Rasul-rasul itu Kami lebihkan sebagian (dari) mereka atas sebagian yang lain. Di antara mereka ada yang Allâh berkata-kata (langsung dengan dia) dan sebagiannya Allâh meninggikannya beberapa derajat. [Al-Baqarah/2:253]

Sebagaimana surat dan ayat al-Qur’an juga berbeda dari sisi kelebihan dan keutamaan. Demikian pula suatu tempat dan bangsa juga Allâh Azza wa Jalla beri kelebihan atas tempat dan bangsa yang lain. Maka Allâh Azza wa Jalla memuliakan bumi Mekah atas belahan bumi yang lain, memilih bangsa Arab untuk Nabi yang terakhir walau sebelumnya kebanyakan Nabi berasal dari bangsa Bani Israil.

Bumi Mekah memiliki keutamaan yang tidak dimiliki oleh belahan bumi lain, sebagaimana disebutkan dalam hadits Rasûlullâh Shallallahu ‘alaihi wa sallam :

وَاللَّهِ إِنَّكِ لَأَحَبُّ أَرْضِ اللَّهِ تَعَالَى إِلَى اللَّهِ، وَأَحَبُّ أَرْضِ اللَّهِ تَعَالَى إِلَيَّ، وَلَوْلَا أَنِّي أُخْرِجْتُ مِنْكِ مَا خَرَجْتُ

Demi Allâh! Sesungguhnya engkau (negeri Mekah) adalah sebaik-baik bumi Allâh, dan bumi yang paling dicintai Allâh, seandanya aku tidak diusir darimu niscaya aku tidak akan keluar darimu. [12]

Allâh Azza wa Jalla telah memilih sebagai pembawa risalah yang terakhir dari negeri yang paling mulia juga dari keturunan yang paling mulia. Sebagaimana Firman Allâh:

اللَّهُ يَصْطَفِي مِنَ الْمَلَائِكَةِ رُسُلًا وَمِنَ النَّاسِ ۚ إِنَّ اللَّهَ سَمِيعٌ بَصِيرٌ

Allâh memilih utusan-utusan-(Nya) dari malaikat dan dari manusia; sesungguhnya Allâh Maha Mendengar lagi Maha Melihat. [Al-Hajj/22:75]
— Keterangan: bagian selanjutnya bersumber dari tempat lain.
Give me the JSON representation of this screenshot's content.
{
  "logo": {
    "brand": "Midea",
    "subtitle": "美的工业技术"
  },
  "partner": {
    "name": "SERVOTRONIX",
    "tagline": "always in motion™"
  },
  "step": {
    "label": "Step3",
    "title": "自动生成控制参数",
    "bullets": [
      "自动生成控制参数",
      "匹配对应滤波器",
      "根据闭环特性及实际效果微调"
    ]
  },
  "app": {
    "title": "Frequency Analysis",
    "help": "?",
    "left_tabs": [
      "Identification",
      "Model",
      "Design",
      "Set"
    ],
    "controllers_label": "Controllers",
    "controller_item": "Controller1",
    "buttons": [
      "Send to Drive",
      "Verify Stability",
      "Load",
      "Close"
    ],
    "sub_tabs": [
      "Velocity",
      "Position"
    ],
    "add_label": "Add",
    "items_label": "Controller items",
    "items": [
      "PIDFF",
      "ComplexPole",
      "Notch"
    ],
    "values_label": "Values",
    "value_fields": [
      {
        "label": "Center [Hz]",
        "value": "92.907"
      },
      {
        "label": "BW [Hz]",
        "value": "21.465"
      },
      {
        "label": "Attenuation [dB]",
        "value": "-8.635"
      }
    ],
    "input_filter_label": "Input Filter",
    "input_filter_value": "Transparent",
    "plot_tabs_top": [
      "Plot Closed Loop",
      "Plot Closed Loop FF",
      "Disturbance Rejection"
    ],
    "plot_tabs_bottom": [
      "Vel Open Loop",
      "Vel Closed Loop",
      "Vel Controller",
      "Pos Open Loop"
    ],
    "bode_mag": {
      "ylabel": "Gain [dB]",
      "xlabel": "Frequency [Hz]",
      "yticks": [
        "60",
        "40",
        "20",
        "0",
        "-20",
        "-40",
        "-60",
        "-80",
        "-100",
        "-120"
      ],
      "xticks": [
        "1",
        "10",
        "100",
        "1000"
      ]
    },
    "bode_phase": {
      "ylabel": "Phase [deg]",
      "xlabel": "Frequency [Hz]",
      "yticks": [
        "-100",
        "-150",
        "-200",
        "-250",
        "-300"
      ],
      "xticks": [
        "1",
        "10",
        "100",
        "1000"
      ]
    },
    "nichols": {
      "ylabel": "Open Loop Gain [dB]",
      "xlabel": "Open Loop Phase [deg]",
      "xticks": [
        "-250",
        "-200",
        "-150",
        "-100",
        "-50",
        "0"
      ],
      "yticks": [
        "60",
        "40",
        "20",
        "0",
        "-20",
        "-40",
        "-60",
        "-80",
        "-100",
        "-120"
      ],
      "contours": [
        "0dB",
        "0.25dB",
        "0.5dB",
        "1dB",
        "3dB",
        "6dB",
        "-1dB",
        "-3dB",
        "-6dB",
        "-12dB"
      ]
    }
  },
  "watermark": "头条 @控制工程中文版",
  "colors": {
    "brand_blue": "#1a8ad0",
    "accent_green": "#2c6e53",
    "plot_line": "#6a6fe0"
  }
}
Dan sabda Rasûlullâh Shallallahu ‘alaihi wa sallam :

إِنَّ اللَّهَ اصْطَفَى كِنَانَةَ مِنْ وَلَدِ إِسْمَاعِيلَ وَاصْطَفَى قُرَيْشًا مِنْ كِنَانَةَ وَاصْطَفَى مِنْ قُرَيْشٍ بَنِى هَاشِمٍ وَاصْطَفَانِي مِنْ بَنِى هَاشِمٍ

Sesungguhnya Allâh telah memilih Kinânah dari keturunan Ismail, dan memilih Quraisy dari Kinaanah, dan dari suku Quraisy memilih Bani Hasyim, dan memilih aku dari suku Bani Hasyim. [13]

Berkata Ibnu Mas’ud Radhiyallah anhu :

إِنَّ اللَّهَ عز وجل نَظَرَ فِي قُلُوبِ الْعِبَادِ، فَوَجَدَ قَلْبَ مُحَمَّدٍ صَلَّى اللَّهُ عَلَيْهِ وَسَلَّمَ خَيْرَ قُلُوبِ الْعِبَادِ، فَاصْطَفَاهُ لِنَفْسِهِ، فَابْتَعَثَهُ بِرِسَالَتِهِ، ثُمَّ نَظَرَ فِي قُلُوبِ الْعِبَادِ بَعْدَ قَلْبِ مُحَمَّدٍ صَلَّى اللَّهُ عَلَيْهِ وَسَلَّمَ فَوَجَدَ أَصْحَابَهُ خَيْرَ قُلُوبِ الْعِبَادِ، فَجَعَلَهُمْ وُزَرَاءَ نَبِيِّهِ، يُقَاتِلُونَ عَلَى دِينِهِ

Sesungguhnya Allâh melihat kepada hati-hati manusia, maka Allâh mendapati hati Muhammad sebaik-baik hati manusia. Maka Allâh memilihnya secara khusus dan mengutusnya untuk membawa risalah-Nya. Kemudian Allâh melihat hati manusia setelah hati Muhammad Shallallahu ‘alaihi wa sallam , maka Allâh mendapati hati para Sahabatnya sebaik-baiknya hati manusia, maka Allâh menjadikan mereka sebagai pembantu nabi-Nya, berperang membela agamanya.[14]

Semua itu kembali kepada kehendak Allâh Azza wa Jalla secara mutlak, kita tidak berhak mempertanyakan perbuatan Allâh Azza wa Jalla , akan tetapi kitalah yang akan ditanya tentang perbuatan kita.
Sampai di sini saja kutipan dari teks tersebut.